The Part-Learning Tradition

The following history was generously written by Charles Buck ’69 and Robert Birge ’68 for inclusion in The Twentieth Century Project, the most complete compilation of Whiffenpoof history available, by Richard “Dog” Gould ’68.  Visit www.thetwentiethcenturyproject.com to purchase the two-volume set.

 

Into the history of music at turn-of-the-century Yale enters an individual with an unexpected, but crucial background. Bill Hillman was an itinerant barber and letter carrier born in Tuscaloosa, Alabama in 1872 who made his way to New Haven in 1902. FW (Fritz) Wiggin, president of the Glee Club, later recalled his experience in 1903-04 with Hillman:

He had his own colored quartette and they indeed had power and volume.
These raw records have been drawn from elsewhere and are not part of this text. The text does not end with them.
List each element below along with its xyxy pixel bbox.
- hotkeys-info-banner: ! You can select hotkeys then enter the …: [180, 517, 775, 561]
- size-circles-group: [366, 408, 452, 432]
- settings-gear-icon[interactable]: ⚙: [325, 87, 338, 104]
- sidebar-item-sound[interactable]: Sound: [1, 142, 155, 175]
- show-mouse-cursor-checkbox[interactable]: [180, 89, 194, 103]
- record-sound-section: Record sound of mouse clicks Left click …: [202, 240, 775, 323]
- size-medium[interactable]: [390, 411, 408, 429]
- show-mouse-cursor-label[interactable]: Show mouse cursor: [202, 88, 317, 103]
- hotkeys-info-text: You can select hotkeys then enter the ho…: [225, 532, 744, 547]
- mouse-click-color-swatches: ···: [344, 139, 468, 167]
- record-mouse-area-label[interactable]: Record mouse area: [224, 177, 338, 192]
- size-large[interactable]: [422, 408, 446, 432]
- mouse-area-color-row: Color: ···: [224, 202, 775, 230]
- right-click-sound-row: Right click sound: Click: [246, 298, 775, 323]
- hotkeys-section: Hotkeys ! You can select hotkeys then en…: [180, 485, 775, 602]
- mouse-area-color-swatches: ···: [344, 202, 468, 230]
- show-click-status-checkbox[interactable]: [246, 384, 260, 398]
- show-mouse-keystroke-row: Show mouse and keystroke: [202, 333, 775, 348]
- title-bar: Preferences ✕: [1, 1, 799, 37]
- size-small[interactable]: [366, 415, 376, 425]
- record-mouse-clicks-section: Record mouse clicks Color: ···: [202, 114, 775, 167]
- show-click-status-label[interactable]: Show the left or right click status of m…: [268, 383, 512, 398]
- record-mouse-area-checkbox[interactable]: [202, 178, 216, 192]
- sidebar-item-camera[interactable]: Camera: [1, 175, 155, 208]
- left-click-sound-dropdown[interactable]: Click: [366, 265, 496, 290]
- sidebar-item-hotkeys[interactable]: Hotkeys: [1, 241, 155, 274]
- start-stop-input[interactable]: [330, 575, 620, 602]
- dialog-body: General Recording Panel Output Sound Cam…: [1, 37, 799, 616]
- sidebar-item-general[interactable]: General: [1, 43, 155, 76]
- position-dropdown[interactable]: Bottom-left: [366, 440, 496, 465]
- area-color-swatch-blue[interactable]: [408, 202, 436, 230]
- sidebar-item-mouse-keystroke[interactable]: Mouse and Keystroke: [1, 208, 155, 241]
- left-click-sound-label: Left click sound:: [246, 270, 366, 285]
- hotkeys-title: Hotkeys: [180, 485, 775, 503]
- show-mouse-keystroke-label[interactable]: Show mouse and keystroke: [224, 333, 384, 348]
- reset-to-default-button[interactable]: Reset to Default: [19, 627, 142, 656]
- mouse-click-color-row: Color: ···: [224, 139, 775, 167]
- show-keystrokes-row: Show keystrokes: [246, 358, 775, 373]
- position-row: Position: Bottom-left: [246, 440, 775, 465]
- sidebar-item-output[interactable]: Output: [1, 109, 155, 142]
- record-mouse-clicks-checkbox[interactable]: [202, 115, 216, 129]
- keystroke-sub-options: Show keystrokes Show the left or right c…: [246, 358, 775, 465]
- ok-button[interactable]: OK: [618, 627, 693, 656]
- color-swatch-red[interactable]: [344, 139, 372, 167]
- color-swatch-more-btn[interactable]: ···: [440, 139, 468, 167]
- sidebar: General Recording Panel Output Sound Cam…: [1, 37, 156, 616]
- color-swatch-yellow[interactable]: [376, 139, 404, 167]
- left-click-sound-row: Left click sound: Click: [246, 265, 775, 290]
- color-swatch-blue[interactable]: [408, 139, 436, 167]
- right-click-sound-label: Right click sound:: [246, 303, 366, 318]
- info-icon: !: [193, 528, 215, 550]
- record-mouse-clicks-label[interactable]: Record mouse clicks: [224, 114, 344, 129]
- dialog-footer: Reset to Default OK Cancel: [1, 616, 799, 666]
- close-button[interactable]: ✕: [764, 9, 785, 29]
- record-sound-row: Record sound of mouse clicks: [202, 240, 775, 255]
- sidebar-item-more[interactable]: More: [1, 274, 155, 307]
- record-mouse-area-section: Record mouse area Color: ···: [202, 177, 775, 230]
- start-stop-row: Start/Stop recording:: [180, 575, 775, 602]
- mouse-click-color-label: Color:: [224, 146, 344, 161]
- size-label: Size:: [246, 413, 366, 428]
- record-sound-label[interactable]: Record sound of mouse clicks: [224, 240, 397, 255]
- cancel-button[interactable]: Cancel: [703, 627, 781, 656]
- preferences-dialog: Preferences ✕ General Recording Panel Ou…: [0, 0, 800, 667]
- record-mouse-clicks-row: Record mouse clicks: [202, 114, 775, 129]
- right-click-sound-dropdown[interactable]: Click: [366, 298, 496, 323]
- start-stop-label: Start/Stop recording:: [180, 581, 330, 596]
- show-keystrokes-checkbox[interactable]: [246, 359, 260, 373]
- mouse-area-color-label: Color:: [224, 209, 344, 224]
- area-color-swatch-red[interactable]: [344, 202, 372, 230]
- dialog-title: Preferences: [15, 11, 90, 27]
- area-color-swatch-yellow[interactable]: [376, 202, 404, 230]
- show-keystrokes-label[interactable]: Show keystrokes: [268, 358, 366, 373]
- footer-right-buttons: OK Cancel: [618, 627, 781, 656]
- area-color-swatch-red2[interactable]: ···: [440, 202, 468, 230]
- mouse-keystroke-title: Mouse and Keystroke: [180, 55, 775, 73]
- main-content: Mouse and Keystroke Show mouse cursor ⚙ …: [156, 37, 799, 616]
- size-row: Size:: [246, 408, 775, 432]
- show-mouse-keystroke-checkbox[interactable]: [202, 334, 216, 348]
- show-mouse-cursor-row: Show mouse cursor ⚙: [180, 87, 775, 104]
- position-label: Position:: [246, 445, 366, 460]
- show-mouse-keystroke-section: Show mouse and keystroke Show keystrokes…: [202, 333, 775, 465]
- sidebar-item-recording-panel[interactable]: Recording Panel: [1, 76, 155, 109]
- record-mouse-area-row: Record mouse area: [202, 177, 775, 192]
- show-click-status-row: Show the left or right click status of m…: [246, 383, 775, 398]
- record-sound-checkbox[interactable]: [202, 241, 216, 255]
It was a treat to hear them do verse and chorus of the church anthem Jerusalem replete with close harmony

Wiggin goes on to describe Hillman’s ‘quick true ear’ and how he taught Wiggin and other Yale students the parts of several songs that became popular:

There came from him the familiar version of June, A Youth One Day in a Garden. . .as well as other so-called coon songs which used to be rendered at concerts by what was called the University Quartet.

[Note: The term ‘coon song,’ offensive today, refers to a tradition of Black American (or black-face) song that pervaded the popular American musical culture of the time, including at Yale.]

Marshall Bartholomew personally recalls Hillman during his own undergraduate years at Yale. He corroborates Hillman’s musical talent and influence, and attributes to him the introduction to Yale of And When the Leaves, recorded by the Whiffenpoofs of 1927. Philip H Collins ’08, a member of the Growlers, recalls that ’Zekial Saw the Wheel was taught to his group by Bill Hillman and was ‘since dressed up and sung by the Glee Club or the Whiffs or both.’ 13

In a letter to Bartholomew, Meade Minnigerod describes his contact with Hillman beginning in 1906:

My first contact with him was in Freshman Year when I was in the Apollo Glee Club, and was chosen for the Quartet. We went to Goat Fowler’s room in the Hutch on Crown St. and there was Hillman to teach us some songs. He lined us up and then in each guy’s ear, line by line of the song, he sang each part of the harmony with words. When we had one line of the song down pat he went on to the next. Naturally his rhythm and phasing of the words were exactly the same for each part, which made for excellent timing by the quartets he instructed. 14

Minnigerode’s recollection, hearkening back to a time several years before the founding of the Whiffenpoofs, documents the introduction of songs new to Yale. It also details a singing style characteristic of the Varsity Quartet and of the Whiffenpoofs, who sprang from that group in 1909.